This work focuses on designing and developing a simulated
moving
bed (SMB) process for the separation of methane and nitrogen mixtures,
using a commercial activated carbon (BPL) as the adsorbent material
and two potential desorbent gases: argon and carbon dioxide. As such,
the material performance was evaluated by measuring the adsorption
equilibrium data and the dynamic behavior of single and multicomponent
adsorption through fixed-bed experiments. The pure component isotherms
of N2, CH4, Ar, and CO2 were measured
at 303, 323, and 343 K in a pressure range of 0–2.5 bar using
a volumetric apparatus, with CO2 exhibiting the highest
affinity to the stationary phase and Ar the lowest.
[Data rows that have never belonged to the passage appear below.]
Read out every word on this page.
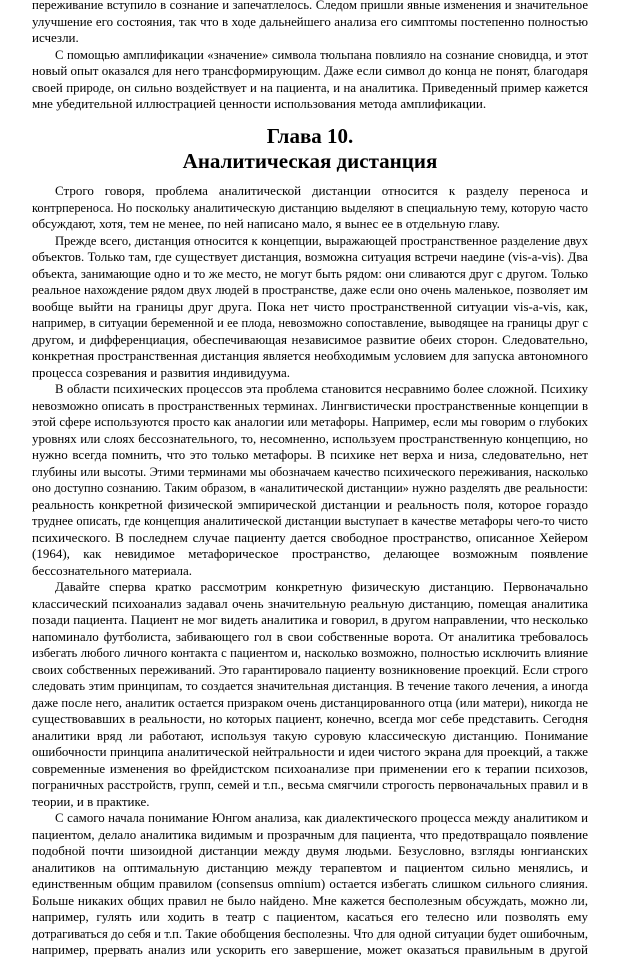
переживание вступило в сознание и запечатлелось. Следом пришли явные изменения и значительное
улучшение его состояния, так что в ходе дальнейшего анализа его симптомы постепенно полностью
исчезли.
С помощью амплификации «значение» символа тюльпана повлияло на сознание сновидца, и этот
новый опыт оказался для него трансформирующим. Даже если символ до конца не понят, благодаря
своей природе, он сильно воздействует и на пациента, и на аналитика. Приведенный пример кажется
мне убедительной иллюстрацией ценности использования метода амплификации.
Глава 10.
Аналитическая дистанция
Строго говоря, проблема аналитической дистанции относится к разделу переноса и
контрпереноса. Но поскольку аналитическую дистанцию выделяют в специальную тему, которую часто
обсуждают, хотя, тем не менее, по ней написано мало, я вынес ее в отдельную главу.
Прежде всего, дистанция относится к концепции, выражающей пространственное разделение двух
объектов. Только там, где существует дистанция, возможна ситуация встречи наедине (vis-a-vis). Два
объекта, занимающие одно и то же место, не могут быть рядом: они сливаются друг с другом. Только
реальное нахождение рядом двух людей в пространстве, даже если оно очень маленькое, позволяет им
вообще выйти на границы друг друга. Пока нет чисто пространственной ситуации vis-a-vis, как,
например, в ситуации беременной и ее плода, невозможно сопоставление, выводящее на границы друг с
другом, и дифференциация, обеспечивающая независимое развитие обеих сторон. Следовательно,
конкретная пространственная дистанция является необходимым условием для запуска автономного
процесса созревания и развития индивидуума.
В области психических процессов эта проблема становится несравнимо более сложной. Психику
невозможно описать в пространственных терминах. Лингвистически пространственные концепции в
этой сфере используются просто как аналогии или метафоры. Например, если мы говорим о глубоких
уровнях или слоях бессознательного, то, несомненно, используем пространственную концепцию, но
нужно всегда помнить, что это только метафоры. В психике нет верха и низа, следовательно, нет
глубины или высоты. Этими терминами мы обозначаем качество психического переживания, насколько
оно доступно сознанию. Таким образом, в «аналитической дистанции» нужно разделять две реальности:
реальность конкретной физической эмпирической дистанции и реальность поля, которое гораздо
труднее описать, где концепция аналитической дистанции выступает в качестве метафоры чего-то чисто
психического. В последнем случае пациенту дается свободное пространство, описанное Хейером
(1964), как невидимое метафорическое пространство, делающее возможным появление
бессознательного материала.
Давайте сперва кратко рассмотрим конкретную физическую дистанцию. Первоначально
классический психоанализ задавал очень значительную реальную дистанцию, помещая аналитика
позади пациента. Пациент не мог видеть аналитика и говорил, в другом направлении, что несколько
напоминало футболиста, забивающего гол в свои собственные ворота. От аналитика требовалось
избегать любого личного контакта с пациентом и, насколько возможно, полностью исключить влияние
своих собственных переживаний. Это гарантировало пациенту возникновение проекций. Если строго
следовать этим принципам, то создается значительная дистанция. В течение такого лечения, а иногда
даже после него, аналитик остается призраком очень дистанцированного отца (или матери), никогда не
существовавших в реальности, но которых пациент, конечно, всегда мог себе представить. Сегодня
аналитики вряд ли работают, используя такую суровую классическую дистанцию. Понимание
ошибочности принципа аналитической нейтральности и идеи чистого экрана для проекций, а также
современные изменения во фрейдистском психоанализе при применении его к терапии психозов,
пограничных расстройств, групп, семей и т.п., весьма смягчили строгость первоначальных правил и в
теории, и в практике.
С самого начала понимание Юнгом анализа, как диалектического процесса между аналитиком и
пациентом, делало аналитика видимым и прозрачным для пациента, что предотвращало появление
подобной почти шизоидной дистанции между двумя людьми. Безусловно, взгляды юнгианских
аналитиков на оптимальную дистанцию между терапевтом и пациентом сильно менялись, и
единственным общим правилом (consensus omnium) остается избегать слишком сильного слияния.
Больше никаких общих правил не было найдено. Мне кажется бесполезным обсуждать, можно ли,
например, гулять или ходить в театр с пациентом, касаться его телесно или позволять ему
дотрагиваться до себя и т.п. Такие обобщения бесполезны. Что для одной ситуации будет ошибочным,
например, прервать анализ или ускорить его завершение, может оказаться правильным в другой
The data was regressed
against the dual-site Langmuir (DSL) model. Single, binary, and ternary
breakthrough curves were also assessed, allowing the validation of
the proposed mathematical model. Two SMB cycles were employed to separate
an equimolar CH4/N2 mixture using each desorbent
gas to evaluate the impact of the desorbent strength in the process.
The respective separation regions were drawn. Both cycles were capable
of producing a high-purity methane stream (96.2 and 97.4% for the
Ar and CO2 experiment, respectively) with high recovery
(>92%). When argon is used as the desorbent gas, the extract product
stream is obtained with productivity of 14.1 kg·m–3
ads·h–1.